Riverview, Florida -- There's new information in the case out of Riverview, where mail belonging to hundreds of people was stolen Christmas morning.
Investigators say they now have what may be a description of the suspects' car and are asking the public for help.
U.S. Postal inspectors in Tampa, who've now joined the investigation, were sorting through the hundreds of cards, letters and mailers found scattered on the streets of three subdivisions.
The items Hillsborough County deputies weren't able to easily return on their own were brought back to the post office in Riverview Wednesday morning.
"We'll photocopy it so at least they know what was missing, but the evidence will remain here until we're done processing it, unless someone really needs that piece of evidence," said Postal Inspector Doug Smith.
While several bills, even bank and brokerage statements remained unopened, it was the handwritten cards and letters that the thieves seemed to target.
Officials say that further suggests the thieves were after fast cash.
"Just based on the day, I would suspect that it was either searching for gift cards or for money," said Smith.
Inspectors were also back in the neighborhoods Wednesday, asking anyone with a business or home security system to check and see if they may have captured images of the suspects.
At least two suspicious activity calls were made to the Hillsborough County Sheriff's office between 5 and 6 a.m. Christmas morning.
Both described a gold, tan or white-colored 4-door sedan with several occupants seen looking into, and possibly removing mail from mailboxes.

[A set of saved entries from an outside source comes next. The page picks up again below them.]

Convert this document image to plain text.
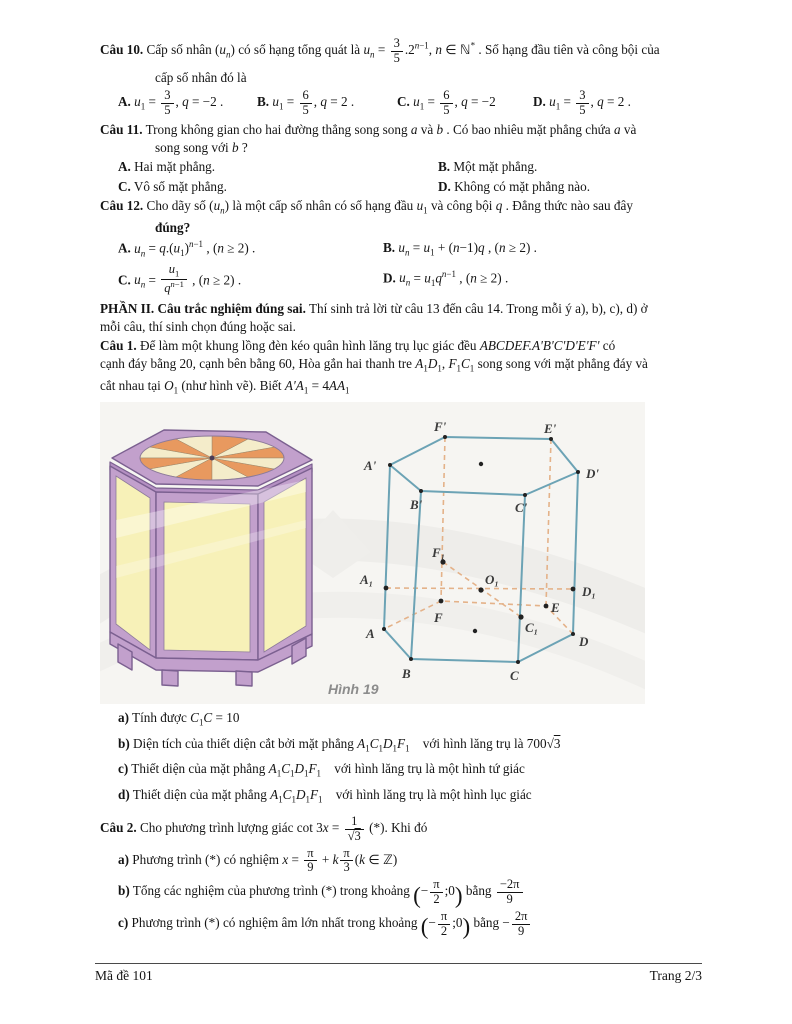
Câu 10. Cấp số nhân $(u_n)$ có số hạng tổng quát là $u_n = \frac{3}{5} .2^{n-1}$, n ∈ ℕ* . Số hạng đầu tiên và công bội của
cấp số nhân đó là
A. $u_1 = \frac{3}{5}$ , q = −2 .	B. $u_1 = \frac{6}{5}$ , q = 2 .	C. $u_1 = \frac{6}{5}$ , q = −2	D. $u_1 = \frac{3}{5}$ , q = 2 .
Câu 11. Trong không gian cho hai đường thẳng song song a và b . Có bao nhiêu mặt phẳng chứa a và
song song với b ?
A. Hai mặt phẳng.	B. Một mặt phẳng.
C. Vô số mặt phẳng.	D. Không có mặt phẳng nào.
Câu 12. Cho dãy số $(u_n)$ là một cấp số nhân có số hạng đầu $u_1$ và công bội q . Đẳng thức nào sau đây
đúng?
A. $u_n = q.(u_1)^{n-1}$ , (n ≥ 2) .	B. $u_n = u_1 + (n-1)q$ , (n ≥ 2) .
C. $u_n = \frac{u_1}{q^{n-1}}$ , (n ≥ 2) .	D. $u_n = u_1q^{n-1}$ , (n ≥ 2) .
PHẦN II. Câu trắc nghiệm đúng sai. Thí sinh trả lời từ câu 13 đến câu 14. Trong mỗi ý a), b), c), d) ở
mỗi câu, thí sinh chọn đúng hoặc sai.
Câu 1. Để làm một khung lồng đèn kéo quân hình lăng trụ lục giác đều ABCDEF.A'B'C'D'E'F' có
cạnh đáy bằng 20, cạnh bên bằng 60, Hòa gắn hai thanh tre $A_1D_1$, $F_1C_1$ song song với mặt phẳng đáy và
cắt nhau tại $O_1$ (như hình vẽ). Biết $A'A_1 = 4AA_1$
F'	E'
A'
D'
B'	C'
F₁
O₁
A₁
D₁
E
F
C₁
A
B	C
D
Hình 19
a) Tính được $C_1C = 10$
b) Diện tích của thiết diện cắt bởi mặt phẳng $A_1C_1D_1F_1$    với hình lăng trụ là 700√3
c) Thiết diện của mặt phẳng $A_1C_1D_1F_1$    với hình lăng trụ là một hình tứ giác
d) Thiết diện của mặt phẳng $A_1C_1D_1F_1$    với hình lăng trụ là một hình lục giác
Câu 2. Cho phương trình lượng giác $\cot 3x = \frac{1}{√3}$ (*). Khi đó
a) Phương trình (*) có nghiệm $x = \frac{\pi}{9} + k \frac{\pi}{3} (k$ ∈ ℤ)
b) Tổng các nghiệm của phương trình (*) trong khoảng (− $\frac{\pi}{2}$ ;0) bằng $\frac{-2\pi}{9}$
c) Phương trình (*) có nghiệm âm lớn nhất trong khoảng (− $\frac{\pi}{2}$ ;0) bằng − $\frac{2\pi}{9}$
Mã đề 101	Trang 2/3
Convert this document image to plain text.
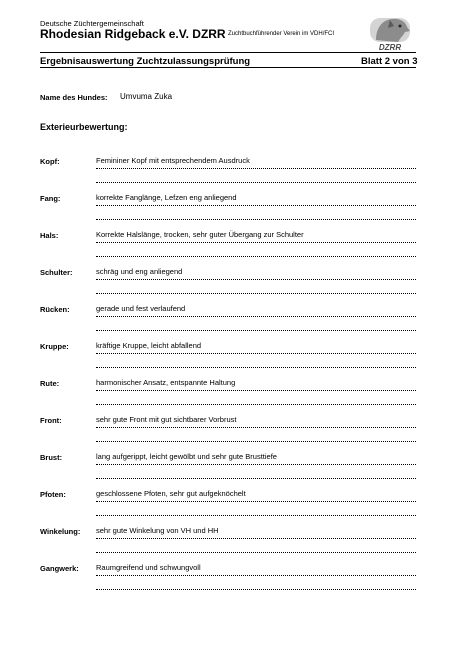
Deutsche Züchtergemeinschaft
Rhodesian Ridgeback e.V. DZRR Zuchtbuchführender Verein im VDH/FCI
DZRR
Ergebnisauswertung Zuchtzulassungsprüfung	Blatt 2 von 3
Name des Hundes: Umvuma Zuka
Exterieurbewertung:
Kopf:	Femininer Kopf mit entsprechendem Ausdruck
Fang:	korrekte Fanglänge, Lefzen eng anliegend
Hals:	Korrekte Halslänge, trocken, sehr guter Übergang zur Schulter
Schulter:	schräg und eng anliegend
Rücken:	gerade und fest verlaufend
Kruppe:	kräftige Kruppe, leicht abfallend
Rute:	harmonischer Ansatz, entspannte Haltung
Front:	sehr gute Front mit gut sichtbarer Vorbrust
Brust:	lang aufgerippt, leicht gewölbt und sehr gute Brusttiefe
Pfoten:	geschlossene Pfoten, sehr gut aufgeknöchelt
Winkelung: sehr gute Winkelung von VH und HH
Gangwerk: Raumgreifend und schwungvoll
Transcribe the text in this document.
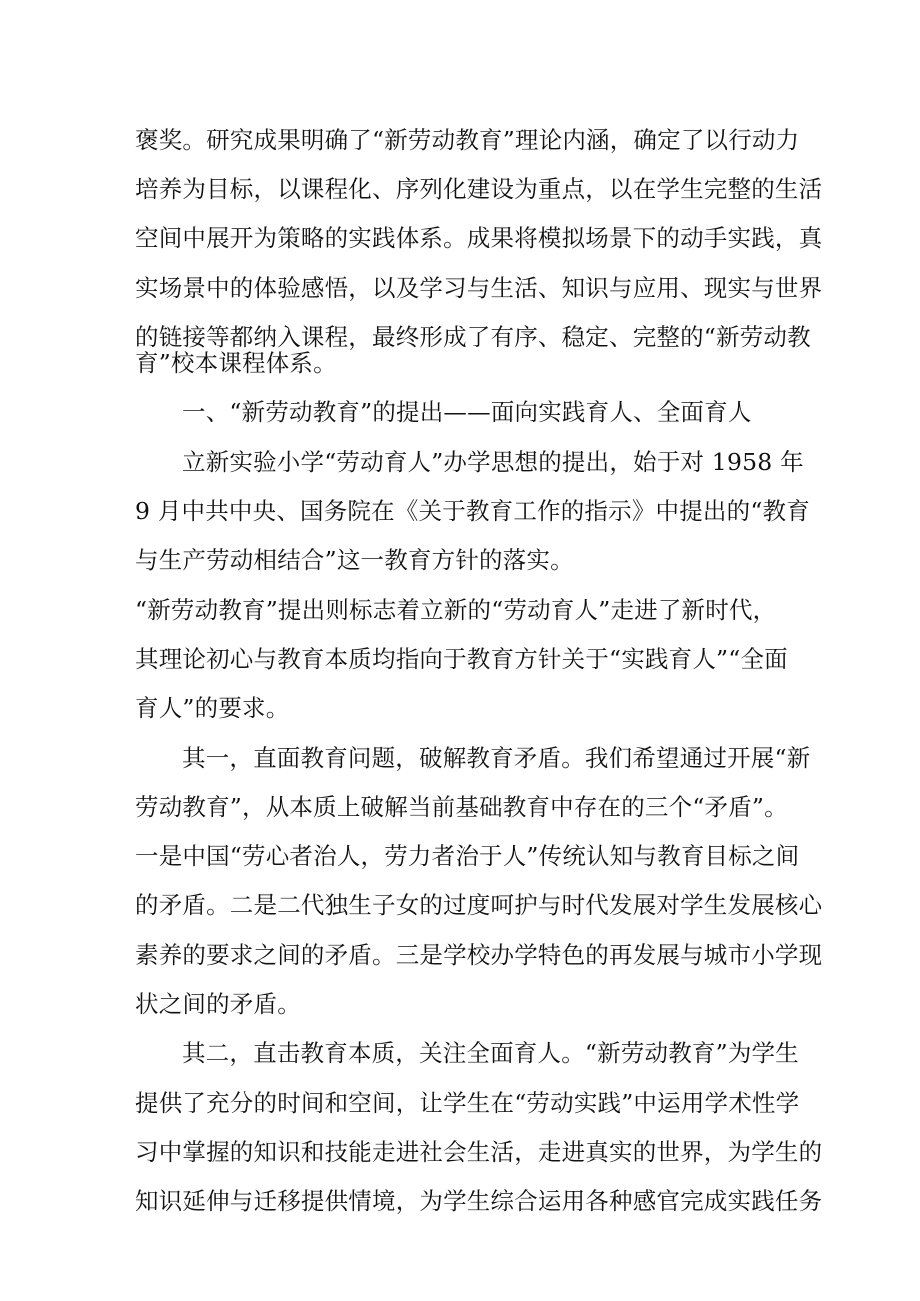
褒奖。研究成果明确了“新劳动教育”理论内涵，确定了以行动力
培养为目标，以课程化、序列化建设为重点，以在学生完整的生活
空间中展开为策略的实践体系。成果将模拟场景下的动手实践，真
实场景中的体验感悟，以及学习与生活、知识与应用、现实与世界
的链接等都纳入课程，最终形成了有序、稳定、完整的“新劳动教
育”校本课程体系。
一、“新劳动教育”的提出——面向实践育人、全面育人
立新实验小学“劳动育人”办学思想的提出，始于对 1958 年
9 月中共中央、国务院在《关于教育工作的指示》中提出的“教育
与生产劳动相结合”这一教育方针的落实。
“新劳动教育”提出则标志着立新的“劳动育人”走进了新时代，
其理论初心与教育本质均指向于教育方针关于“实践育人”“全面
育人”的要求。
其一，直面教育问题，破解教育矛盾。我们希望通过开展“新
劳动教育”，从本质上破解当前基础教育中存在的三个“矛盾”。
一是中国“劳心者治人，劳力者治于人”传统认知与教育目标之间
的矛盾。二是二代独生子女的过度呵护与时代发展对学生发展核心
素养的要求之间的矛盾。三是学校办学特色的再发展与城市小学现
状之间的矛盾。
其二，直击教育本质，关注全面育人。“新劳动教育”为学生
提供了充分的时间和空间，让学生在“劳动实践”中运用学术性学
习中掌握的知识和技能走进社会生活，走进真实的世界，为学生的
知识延伸与迁移提供情境，为学生综合运用各种感官完成实践任务
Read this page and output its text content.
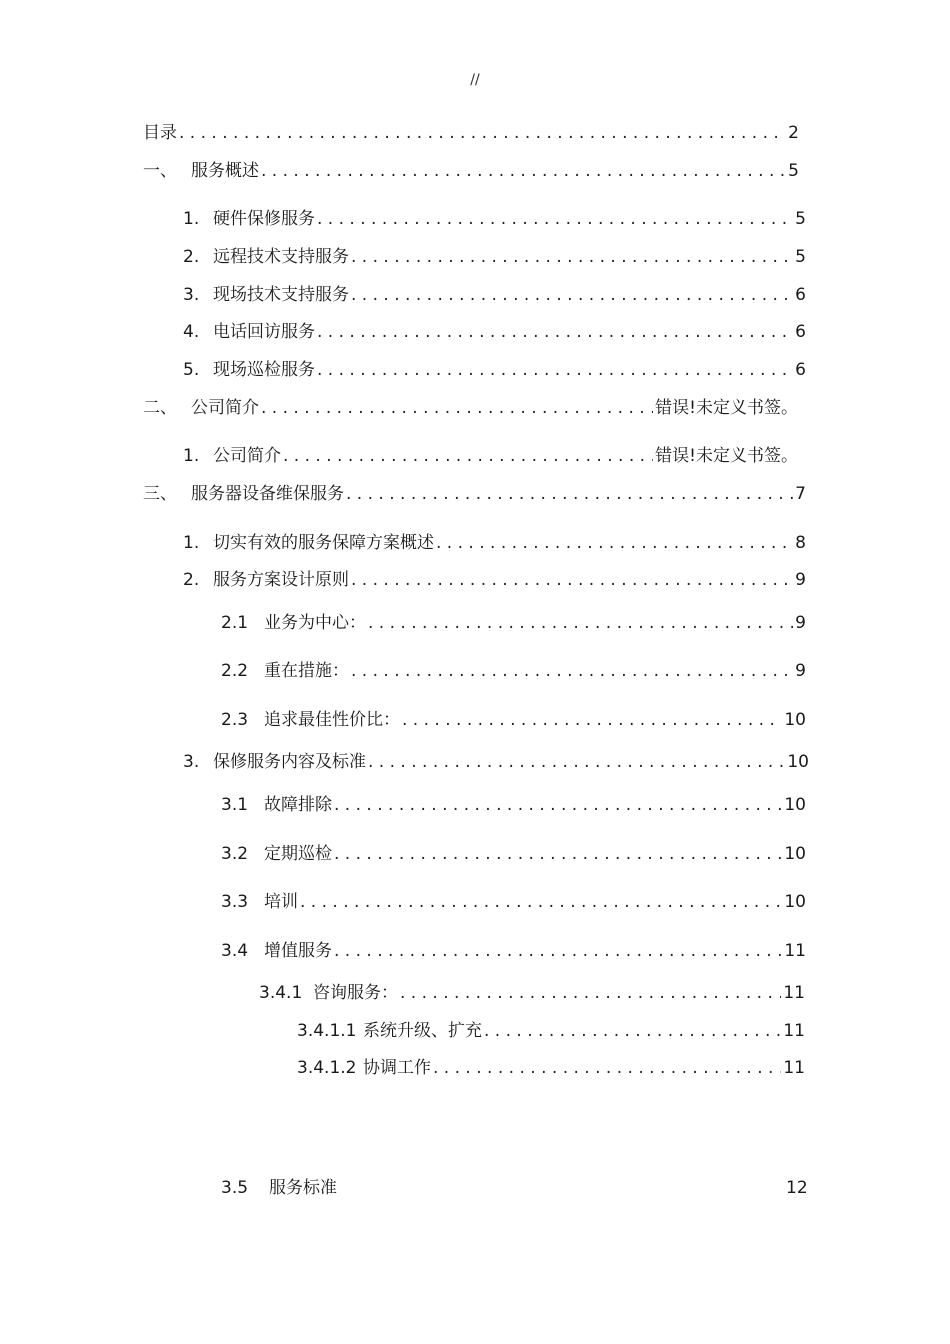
//
目录 . . .	2
一、 服务概述 . . .	5
1. 硬件保修服务 . . .	5
2. 远程技术支持服务 . . .	5
3. 现场技术支持服务 . . .	6
4. 电话回访服务 . . .	6
5. 现场巡检服务 . . .	6
二、 公司简介 . . .	错误!未定义书签。
1. 公司简介 . . .	错误!未定义书签。
三、 服务器设备维保服务 . . .	7
1. 切实有效的服务保障方案概述 . . .	8
2. 服务方案设计原则 . . .	9
2.1 业务为中心： . . .	9
2.2 重在措施： . . .	9
2.3 追求最佳性价比： . . .	10
3. 保修服务内容及标准 . . .	10
3.1 故障排除 . . .	10
3.2 定期巡检 . . .	10
3.3 培训 . . .	10
3.4 增值服务 . . .	11
3.4.1 咨询服务： . . .	11
3.4.1.1 系统升级、扩充 . . .	11
3.4.1.2 协调工作 . . .	11
3.5 服务标准	12
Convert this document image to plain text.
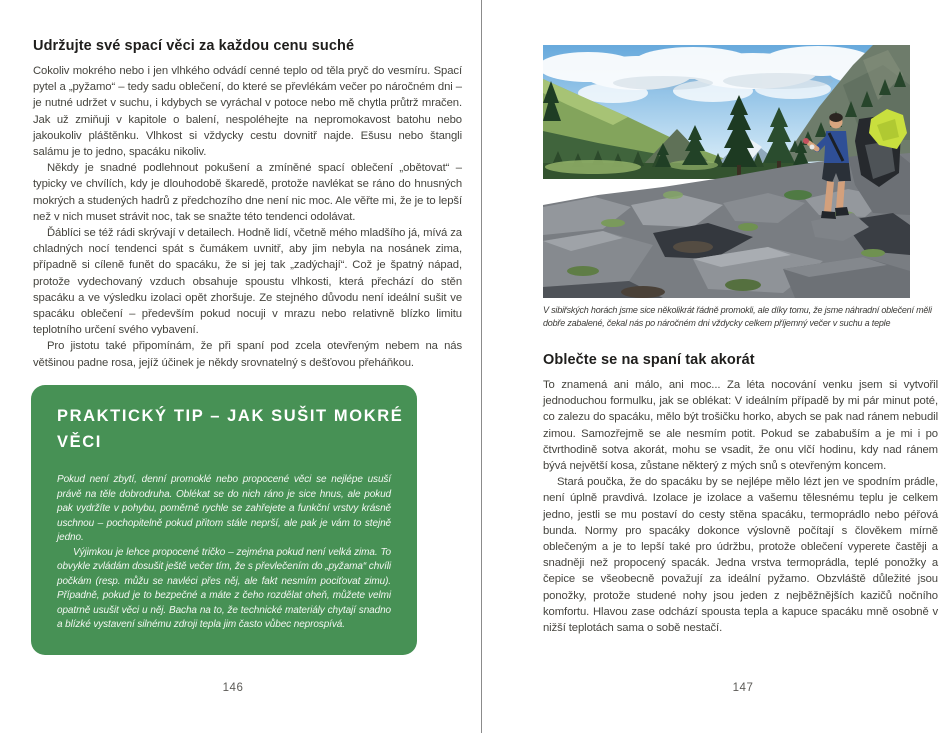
Udržujte své spací věci za každou cenu suché
Cokoliv mokrého nebo i jen vlhkého odvádí cenné teplo od těla pryč do vesmíru. Spací pytel a „pyžamo“ – tedy sadu oblečení, do které se převlékám večer po náročném dni – je nutné udržet v suchu, i kdybych se vyráchal v potoce nebo mě chytla průtrž mračen. Jak už zmiňuji v kapitole o balení, nespoléhejte na nepromokavost batohu nebo jakoukoliv pláštěnku. Vlhkost si vždycky cestu dovnitř najde. Ešusu nebo štangli salámu je to jedno, spacáku nikoliv.
Někdy je snadné podlehnout pokušení a zmíněné spací oblečení „obětovat“ – typicky ve chvílích, kdy je dlouhodobě škaredě, protože navlékat se ráno do hnusných mokrých a studených hadrů z předchozího dne není nic moc. Ale věřte mi, že je to lepší než v nich muset strávit noc, tak se snažte této tendenci odolávat.
Ďáblíci se též rádi skrývají v detailech. Hodně lidí, včetně mého mladšího já, mívá za chladných nocí tendenci spát s čumákem uvnitř, aby jim nebyla na nosánek zima, případně si cíleně funět do spacáku, že si jej tak „zadýchají“. Což je špatný nápad, protože vydechovaný vzduch obsahuje spoustu vlhkosti, která přechází do stěn spacáku a ve výsledku izolaci opět zhoršuje. Ze stejného důvodu není ideální sušit ve spacáku oblečení – především pokud nocuji v mrazu nebo relativně blízko limitu teplotního určení svého vybavení.
Pro jistotu také připomínám, že při spaní pod zcela otevřeným nebem na nás většinou padne rosa, jejíž účinek je někdy srovnatelný s dešťovou přeháňkou.
PRAKTICKÝ TIP – JAK SUŠIT MOKRÉ
VĚCI
Pokud není zbytí, denní promoklé nebo propocené věci se nejlépe usuší právě na těle dobrodruha. Oblékat se do nich ráno je sice hnus, ale pokud pak vydržíte v pohybu, poměrně rychle se zahřejete a funkční vrstvy krásně uschnou – pochopitelně pokud přitom stále neprší, ale pak je vám to stejně jedno.
Výjimkou je lehce propocené tričko – zejména pokud není velká zima. To obvykle zvládám dosušit ještě večer tím, že s převlečením do „pyžama“ chvíli počkám (resp. můžu se navléci přes něj, ale fakt nesmím pociťovat zimu). Případně, pokud je to bezpečné a máte z čeho rozdělat oheň, můžete velmi opatrně usušit věci u něj. Bacha na to, že technické materiály chytají snadno a blízké vystavení silnému zdroji tepla jim často vůbec neprospívá.
146
V sibiřských horách jsme sice několikrát řádně promokli, ale díky tomu, že jsme náhradní oblečení měli dobře zabalené, čekal nás po náročném dni vždycky celkem příjemný večer v suchu a teple
Oblečte se na spaní tak akorát
To znamená ani málo, ani moc... Za léta nocování venku jsem si vytvořil jednoduchou formulku, jak se oblékat: V ideálním případě by mi pár minut poté, co zalezu do spacáku, mělo být trošičku horko, abych se pak nad ránem nebudil zimou. Samozřejmě se ale nesmím potit. Pokud se zababuším a je mi i po čtvrthodině sotva akorát, mohu se vsadit, že onu vlčí hodinu, kdy nad ránem bývá největší kosa, zůstane některý z mých snů s otevřeným koncem.
Stará poučka, že do spacáku by se nejlépe mělo lézt jen ve spodním prádle, není úplně pravdivá. Izolace je izolace a vašemu tělesnému teplu je celkem jedno, jestli se mu postaví do cesty stěna spacáku, termoprádlo nebo péřová bunda. Normy pro spacáky dokonce výslovně počítají s člověkem mírně oblečeným a je to lepší také pro údržbu, protože oblečení vyperete častěji a snadněji než propocený spacák. Jedna vrstva termoprádla, teplé ponožky a čepice se všeobecně považují za ideální pyžamo. Obzvláště důležité jsou ponožky, protože studené nohy jsou jeden z nejběžnějších kazičů nočního komfortu. Hlavou zase odchází spousta tepla a kapuce spacáku mně osobně v nižší teplotách sama o sobě nestačí.
147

Livie Parent, who was just finding out about the ripoff since she'd been out of town for the holiday, was concerned something sent to her may be missing.
"Maybe they sent them. I never received them," she said, "If you want gift cards, do like everybody else. Earn it. Don't go around and take people's things."
Amy Kaaa agreed. Deputies returned most of her mail, but the Postal Inspector's office still had more of it.
She wants whoever did this punished.
"Sure, why not? I mean, they broke the law," said Kaaa, "They should pay the price."
And it could be a steep price at that. If convicted, those responsible could face up to five years in federal prison.
Post Office officials say this type of crime has become increasingly common this time of year. They suggest you retrieve your mail from your mailbox as quickly as possible after you get home.